WIOI
- New Boston, Ohio; United States;
- Frequency: 1010 kHz
- Branding: True Oldies

Programming
- Format: Oldies
- Affiliations: Fox News Radio Cincinnati Bengals Radio Network Music of Your Life

Ownership
- Owner: Total Media Group Inc.

History
- First air date: September 2, 1959
- Call sign meaning: Visual resemblance to 101

Technical information
- Licensing authority: FCC
- Facility ID: 60035
- Class: D
- Power: 1,000 watts (day) 22 watts ((night)
- Transmitter coordinates: 38°43′48.00″N 82°57′10.00″W﻿ / ﻿38.7300000°N 82.9527778°W
- Translator: 92.1 W221EW (New Boston)

Links
- Public license information: Public file; LMS;
- Webcast: Listen Live
- Website: yourtotalmedia.com/wioi

= WIOI =

WIOI (1010 AM) is a radio station broadcasting an oldies format. It is licensed to New Boston, Ohio, United States. The station is currently owned by Total Media Group Inc. and features programming from Music of Your Life.

==History==
WIOI is best known for being the Top 40 station in Portsmouth during the 1960s and 1970s, when Chuck Maillet was the owner. It changed hands a few times until 1996, when Chip Maillet, owner of Maillet Media, bought the station back from its previous owner. At this point it had an all talk radio format. In December 2000 the format was changed to "Music of Your Life". The community responded positively, especially those over age 50.

Former logo

In early 2008, Music of Your Life was acquired by entrepreneur Marc Angell. WIOI continued airing the format, which is now distributed by Music of Your Life, Inc., a public company listed on the Over the Counter stock market under the ticker symbol MYLI.

In August 2025, Chip Maillet announced his retirement from the radio industry, and sold WIOI to Jackson, Ohio based Total Media Group Inc.

==Personalities==
Chip Maillet, a radio veteran since he started broadcasting at the age of 14 in 1970, announced the morning local news, weather, and community events. He was also the station owner and manager and handles sales. He was the "world's oldest DJ" (station joke). A 60-year veteran of radio from news for Mutual Broadcasting to major market morning man, Chuck did it all, including radio station manager, president and past owner. He died January 24, 2010, at the age of 89.

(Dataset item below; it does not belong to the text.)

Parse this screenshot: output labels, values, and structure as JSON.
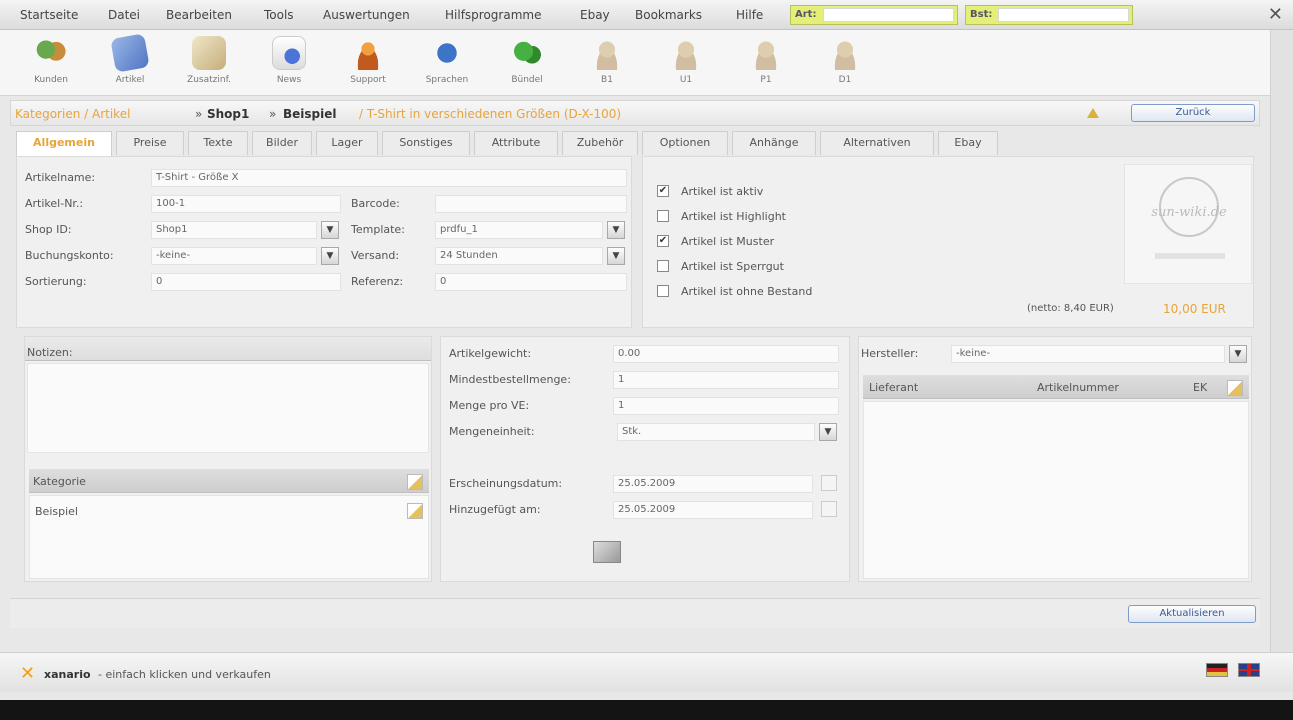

A long line of WIOI "jocks" and newsfolk went on to larger markets and some fame in communications. Among them was Phil Phillips, aka Phil Nye, who went on to become ABC Television News Vice President in Charge of O & O news operations, as well as News Director at four of ABC's five O & O stations (WABC, WXYZ, KGO, and KABC). Phil Hayes has been a news director at television stations in many cities including Detroit and Erie, Pennsylvania. Al Volker went on to produce, executive produce and news direct for 51 years. Dave Craig took his D.C. morning radio program on the road in many cities after his stint at WIOI.

==Other programming==
WIOI is also the local affiliate for the Cincinnati Bengals, and has live Sunday church programming from 7:45am to 11:30am.